Internal deliberations should be protected from public scrutiny, Carney said when asked about a State Department spokeswoman's requests to remove mentions of warnings and of previous attacks from the talking points. But he defended those changes as an effort to make sure the talking points were limited "to what we knew as opposed to speculation." That's also why references to al-Qaeda were removed, he said.
Of course, it was in speaking off those talking points that U.N. Ambassador Susan Rice incorrectly described the attack as apparently unplanned and linked to protests over an anti-Muslim video.
The e-mails were provided to Republican members of Congress after Republicans threatened to block the nomination of John Brennan to lead the CIA.

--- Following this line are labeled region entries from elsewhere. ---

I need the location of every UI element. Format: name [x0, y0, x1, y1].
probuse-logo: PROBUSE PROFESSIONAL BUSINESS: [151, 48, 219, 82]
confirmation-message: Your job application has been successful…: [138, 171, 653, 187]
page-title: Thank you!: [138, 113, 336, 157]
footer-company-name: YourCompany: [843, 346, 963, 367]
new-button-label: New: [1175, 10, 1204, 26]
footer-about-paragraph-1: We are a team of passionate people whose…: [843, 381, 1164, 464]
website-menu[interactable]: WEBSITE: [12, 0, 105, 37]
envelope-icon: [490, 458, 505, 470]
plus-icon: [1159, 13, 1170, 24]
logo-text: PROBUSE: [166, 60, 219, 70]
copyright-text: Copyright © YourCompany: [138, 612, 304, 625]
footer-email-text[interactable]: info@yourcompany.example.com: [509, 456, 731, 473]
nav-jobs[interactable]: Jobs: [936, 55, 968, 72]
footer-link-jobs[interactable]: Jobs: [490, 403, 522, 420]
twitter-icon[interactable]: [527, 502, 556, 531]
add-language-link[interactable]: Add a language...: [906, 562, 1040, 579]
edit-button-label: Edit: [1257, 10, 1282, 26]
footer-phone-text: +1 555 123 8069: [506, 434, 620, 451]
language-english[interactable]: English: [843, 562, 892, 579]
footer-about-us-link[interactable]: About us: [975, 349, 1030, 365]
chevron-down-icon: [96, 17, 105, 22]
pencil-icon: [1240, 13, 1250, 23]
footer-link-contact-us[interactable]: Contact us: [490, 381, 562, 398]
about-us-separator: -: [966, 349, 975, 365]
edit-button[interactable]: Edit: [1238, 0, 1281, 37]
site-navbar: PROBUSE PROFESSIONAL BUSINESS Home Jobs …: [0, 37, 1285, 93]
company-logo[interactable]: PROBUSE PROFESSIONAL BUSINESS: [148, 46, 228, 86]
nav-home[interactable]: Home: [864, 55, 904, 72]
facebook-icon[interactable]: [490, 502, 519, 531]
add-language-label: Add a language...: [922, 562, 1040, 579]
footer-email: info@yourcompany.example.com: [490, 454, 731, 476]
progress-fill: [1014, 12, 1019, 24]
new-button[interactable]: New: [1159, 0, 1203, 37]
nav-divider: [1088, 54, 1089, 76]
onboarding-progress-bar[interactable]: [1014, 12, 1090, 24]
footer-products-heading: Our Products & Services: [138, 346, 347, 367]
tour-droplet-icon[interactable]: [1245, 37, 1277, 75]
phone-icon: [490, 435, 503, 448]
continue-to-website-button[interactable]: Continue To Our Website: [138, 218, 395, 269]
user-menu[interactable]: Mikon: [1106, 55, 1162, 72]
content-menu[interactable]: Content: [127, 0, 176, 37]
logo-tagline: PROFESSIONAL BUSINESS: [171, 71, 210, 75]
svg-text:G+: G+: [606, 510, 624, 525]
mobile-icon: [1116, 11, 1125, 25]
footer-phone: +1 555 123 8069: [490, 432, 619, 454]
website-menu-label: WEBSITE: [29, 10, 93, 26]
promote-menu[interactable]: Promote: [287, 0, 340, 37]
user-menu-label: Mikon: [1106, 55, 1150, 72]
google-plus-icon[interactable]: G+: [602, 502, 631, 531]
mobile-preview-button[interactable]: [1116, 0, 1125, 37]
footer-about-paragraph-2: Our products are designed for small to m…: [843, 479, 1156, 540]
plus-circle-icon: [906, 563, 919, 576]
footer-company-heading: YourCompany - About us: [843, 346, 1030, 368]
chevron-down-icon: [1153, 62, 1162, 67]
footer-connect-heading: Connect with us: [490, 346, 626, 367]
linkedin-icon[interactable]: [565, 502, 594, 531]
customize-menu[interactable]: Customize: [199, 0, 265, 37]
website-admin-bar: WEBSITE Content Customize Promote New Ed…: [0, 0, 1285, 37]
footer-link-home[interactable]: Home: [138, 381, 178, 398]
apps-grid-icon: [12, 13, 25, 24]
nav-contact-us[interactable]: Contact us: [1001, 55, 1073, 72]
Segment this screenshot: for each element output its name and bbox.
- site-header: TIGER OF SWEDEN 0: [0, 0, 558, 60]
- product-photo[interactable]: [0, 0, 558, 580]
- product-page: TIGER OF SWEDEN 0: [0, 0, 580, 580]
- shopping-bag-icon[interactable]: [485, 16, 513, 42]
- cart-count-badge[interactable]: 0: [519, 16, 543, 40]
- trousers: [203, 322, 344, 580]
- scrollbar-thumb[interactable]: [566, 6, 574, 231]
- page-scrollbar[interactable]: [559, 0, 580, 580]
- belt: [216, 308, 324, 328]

"Republicans have chosen ... to politicize this, to leak this information to reporters, information that we provided months ago," Carney said, later adding, "which is their prerogative, I suppose."
As evidence of the political nature of the Benghazi inquiry, Carney referred back to Mitt Romney's comments after the attack. "Mitt Romney put out a press release trying to take advantage of these deaths," he said.
Carney argued that because the White House had described the attack as an "act of terror" perpetrated by "extremists," there is no purpose to the controversy over the talking points.
"This is an effort to accuse the administration of hiding something that we did not hide," he said. "The whole effort here by Republicans to find some hidden mystery amounts to nothing."
In addition to the many questions about the emails, Carney took heat for holding a background briefing for 14 reporters before the public briefing.
The House oversight committee held a hearing Wednesday at which three former State Department officials criticized their leadership’s actions before and after the Benghazi attack. Republicans on the committee repeatedly tried to tie former secretary of state Hillary Rodham Clinton to what they see as both a failure to secure the compound and a cover-up to obscure the fact that an act of terrorism took place.